Quizás, el hallazgo más ocurrente en toda la película tenga que ver con su insistencia por mostrar que esas emociones no sólo tienen una raíz personal (el pavor ante una madre que está a dos suspiros de la muerte). Son también políticas: el protagonista está cansado de un país inmerso en un estado de constante ebullición. Militarizado, obsecuente con la violencia descarnada e intolerante con cualquier atisbo de diferencia (en especial, si se trata del tipo de arte que Y promulga).

El manejo que Lapid logra en aquel punto no es siempre regular. Dedica la segunda mitad del film a relatar un hecho del pasado que resulta impostado y por momentos incongruente con Y. Pero en sus momentos más lúcidos pone toda la orquestación al servicio de una emocionalidad rabiosa. Hay una intensidad invocada a través de los cuerpos, las composiciones de los planos y las explosiones musicales; todos dispuestos para escenificar el hastío de un hombre que se siente expulsado de su propia tierra.
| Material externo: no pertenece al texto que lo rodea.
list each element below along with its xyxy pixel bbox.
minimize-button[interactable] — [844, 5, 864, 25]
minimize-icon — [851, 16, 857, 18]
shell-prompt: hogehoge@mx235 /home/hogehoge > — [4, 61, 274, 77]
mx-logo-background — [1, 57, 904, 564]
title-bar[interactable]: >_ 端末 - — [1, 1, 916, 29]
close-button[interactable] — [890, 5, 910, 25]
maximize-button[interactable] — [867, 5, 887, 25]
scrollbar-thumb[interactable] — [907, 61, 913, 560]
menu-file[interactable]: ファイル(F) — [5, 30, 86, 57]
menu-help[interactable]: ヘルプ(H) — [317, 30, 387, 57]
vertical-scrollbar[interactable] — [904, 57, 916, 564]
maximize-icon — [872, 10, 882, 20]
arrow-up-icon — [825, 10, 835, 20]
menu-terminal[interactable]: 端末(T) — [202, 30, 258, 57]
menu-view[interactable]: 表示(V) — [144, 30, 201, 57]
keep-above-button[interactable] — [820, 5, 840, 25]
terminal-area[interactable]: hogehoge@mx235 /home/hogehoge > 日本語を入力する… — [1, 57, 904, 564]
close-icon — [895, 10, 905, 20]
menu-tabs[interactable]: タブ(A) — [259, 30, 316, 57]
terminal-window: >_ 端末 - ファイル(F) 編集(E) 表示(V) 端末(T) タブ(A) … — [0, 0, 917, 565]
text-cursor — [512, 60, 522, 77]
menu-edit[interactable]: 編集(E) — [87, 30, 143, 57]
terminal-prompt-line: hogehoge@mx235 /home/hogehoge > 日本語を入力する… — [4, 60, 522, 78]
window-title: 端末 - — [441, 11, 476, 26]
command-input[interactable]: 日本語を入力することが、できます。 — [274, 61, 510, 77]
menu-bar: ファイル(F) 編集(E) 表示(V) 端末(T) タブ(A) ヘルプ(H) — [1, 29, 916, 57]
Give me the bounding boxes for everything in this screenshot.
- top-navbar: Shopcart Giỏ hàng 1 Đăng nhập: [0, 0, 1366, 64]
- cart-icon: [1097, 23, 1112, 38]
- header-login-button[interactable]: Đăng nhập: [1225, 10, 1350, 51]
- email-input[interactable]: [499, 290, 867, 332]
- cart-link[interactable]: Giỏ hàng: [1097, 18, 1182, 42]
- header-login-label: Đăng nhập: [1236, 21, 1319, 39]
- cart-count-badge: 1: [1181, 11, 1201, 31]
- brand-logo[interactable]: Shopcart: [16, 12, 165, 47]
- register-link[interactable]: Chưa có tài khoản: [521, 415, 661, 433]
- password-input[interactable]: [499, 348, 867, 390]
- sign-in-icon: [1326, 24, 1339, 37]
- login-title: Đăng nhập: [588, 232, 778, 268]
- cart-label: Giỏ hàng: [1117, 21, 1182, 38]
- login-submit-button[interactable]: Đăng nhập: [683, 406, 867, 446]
Allí, de nuevo, la pertinencia de una estética que no puede hacer pie en un solo lugar. 

Me acerco al punto final con mi propia dosis de ansiedad: no logré escribir estas palabras sin soltar el teléfono, que me estimula con un sadismo particular. Avisa que el dólar entra en erupción junto a los precios del pan. Que un candidato presidencial viene a proponernos un sueño (¡libre comercio de niños! ¿quién pide más?). Y que Putin ya imagina cortarle la luz a alguna ciudad para inaugurar la Tercera Guerra Mundial.
La ansiedad: certeza final de nuestros tiempos. ¿Podrá alguna imagen rescatarnos de ella?